16 de febrero: La mañana nos despertó con el sol calentando la parte trasera de nuestra cabaña, que descansaba junto a la orilla del mar. Mientras yo preparaba el desayuno en una de las mesas del camping y Alex le ponía parafina a la tabla, un chico rubio, con el pelo corto y rizos en las puntas, le preguntó si tenía pensado surfear en esta playa. Alex respondió que no, que saldríamos hacia el north shore porque allí no había olas más que para aprendices y mientras el muchacho asentía con la cabeza, mi compañero le ofreció si quería venir con nosotros en el coche. Le comentó que estaba con su novia y como no teníamos problema, ella se acercó se presentó y como era de esperarse, a los dos segundos me olvidé cuál era su nombre. Pusieron las tres tablas en el techo del coche y las sujetaron con los racks del muchacho (que aún sin coche, venía mejor equipado que nosotros dos) y partimos hacia V-land.

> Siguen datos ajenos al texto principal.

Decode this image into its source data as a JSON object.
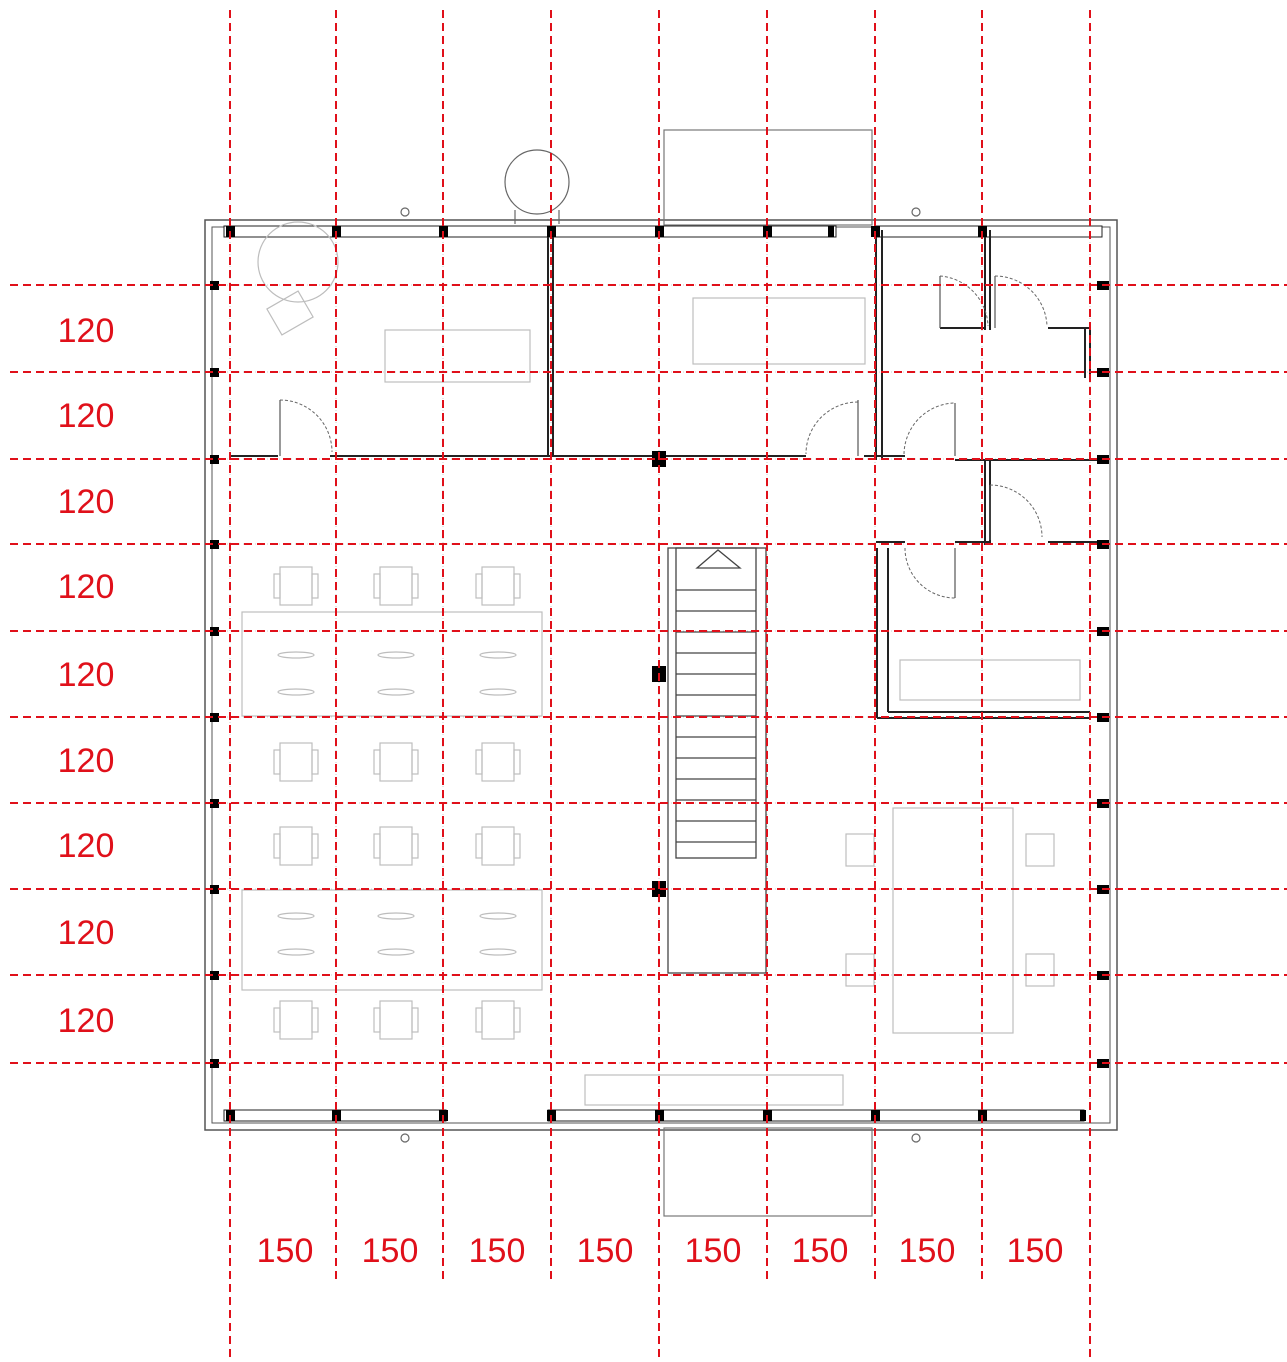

Al llegar los 3 fueron directamente hacia el mar mientras yo me quedaba con mi rollo en la playa, hasta que al rato y ya con la chica fuera del agua, se acercó un brasileño y se puso a charlar con nosotras. Se llamaba César, nos dio su tarjeta de visita (como casi todo el mundo por aquí, parece inevitable tener una business card) y argumentó que se había acercado porque pensaba que yo era brasileña como él, por la forma que tengo de gesticular al hablar. Luego de hacer un poco de relaciones públicas, se fue al mar a practicar un poco de stand up paddle surf (Sup), remando parado en un tablón hacia otro pico. Más tarde volvimos al camping y como le había dado unas caladas al canuto que fumaba César con unos colegas, más la birra que tomé con la comida, me fui directo a echar una siesta mientras los chicos volvían al north shore a pegarse el último baño del día al atardecer.